Cooling the Tip of a Turbine Blade Using Pressure Side Holes—Part I: Adiabatic Effectiveness Measurements

Abstract

Abstract Durability of turbine blade tips has been and continues to be challenging, particularly since increasing turbine inlet temperatures is the driver for improving turbine engine performance. As a result, cooling methods along the blade tip are crucial. Film-cooling is one typically used cooling method whereby coolant is supplied through holes placed along the pressure side of a blade. The subject of this paper is to evaluate the adiabatic effectiveness levels that occur on the blade tip through blowing coolant from holes placed near the tip of a blade along the pressure side. A range of blowing ratios was studied whereby coolant was injected from holes placed along the pressure side tip of a large-scale blade model. Also present were dirt purge holes on the blade tip, which is part of a commonly used blade design to expel any large particles present in the coolant stream. Experiments were conducted in a linear cascade with a scaled-up turbine blade whereby the Reynolds number of the engine was matched.
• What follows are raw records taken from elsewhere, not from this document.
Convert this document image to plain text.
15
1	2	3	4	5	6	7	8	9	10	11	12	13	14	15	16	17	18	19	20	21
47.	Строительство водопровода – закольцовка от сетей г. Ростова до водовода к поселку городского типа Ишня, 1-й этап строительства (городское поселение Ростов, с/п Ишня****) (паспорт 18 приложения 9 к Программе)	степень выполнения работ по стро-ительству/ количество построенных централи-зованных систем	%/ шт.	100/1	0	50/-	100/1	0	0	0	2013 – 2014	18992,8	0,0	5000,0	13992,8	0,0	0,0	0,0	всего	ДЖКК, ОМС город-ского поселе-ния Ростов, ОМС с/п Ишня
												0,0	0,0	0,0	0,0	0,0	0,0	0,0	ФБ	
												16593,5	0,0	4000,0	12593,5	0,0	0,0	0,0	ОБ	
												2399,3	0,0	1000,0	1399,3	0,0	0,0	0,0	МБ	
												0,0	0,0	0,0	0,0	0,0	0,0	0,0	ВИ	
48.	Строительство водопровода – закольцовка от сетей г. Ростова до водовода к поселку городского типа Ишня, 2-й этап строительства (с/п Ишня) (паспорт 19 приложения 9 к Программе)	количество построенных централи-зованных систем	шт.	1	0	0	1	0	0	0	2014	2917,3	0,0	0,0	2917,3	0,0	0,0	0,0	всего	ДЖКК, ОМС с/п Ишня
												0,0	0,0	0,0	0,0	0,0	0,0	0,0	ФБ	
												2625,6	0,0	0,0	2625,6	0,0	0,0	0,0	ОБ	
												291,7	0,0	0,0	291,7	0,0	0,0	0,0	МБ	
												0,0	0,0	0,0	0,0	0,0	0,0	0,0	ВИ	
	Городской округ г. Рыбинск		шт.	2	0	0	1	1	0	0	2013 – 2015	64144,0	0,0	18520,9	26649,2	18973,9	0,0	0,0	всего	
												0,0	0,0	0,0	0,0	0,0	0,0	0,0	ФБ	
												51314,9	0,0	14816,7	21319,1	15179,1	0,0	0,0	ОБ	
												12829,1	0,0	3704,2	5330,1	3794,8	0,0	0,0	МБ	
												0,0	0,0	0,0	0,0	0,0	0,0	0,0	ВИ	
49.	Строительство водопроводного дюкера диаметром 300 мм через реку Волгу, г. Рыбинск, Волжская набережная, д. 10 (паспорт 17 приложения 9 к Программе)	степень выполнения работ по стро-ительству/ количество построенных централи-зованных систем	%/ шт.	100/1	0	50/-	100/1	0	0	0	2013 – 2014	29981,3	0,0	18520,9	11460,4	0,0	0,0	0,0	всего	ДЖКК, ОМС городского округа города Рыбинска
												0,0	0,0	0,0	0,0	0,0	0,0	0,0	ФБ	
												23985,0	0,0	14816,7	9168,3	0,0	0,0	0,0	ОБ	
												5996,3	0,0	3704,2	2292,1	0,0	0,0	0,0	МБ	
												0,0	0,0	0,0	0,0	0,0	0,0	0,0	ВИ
This paper, which is Part 1 of a two part series, compares adiabatic effectiveness levels measured along a blade tip, while Part 2 combines measured heat transfer coefficients with the adiabatic effectiveness levels to assess the overall cooling benefit of pressure side blowing near a blade tip. The results show much better cooling can be achieved for a small tip gap compared with a large tip gap with different flow phenomena occurring for each tip gap setting.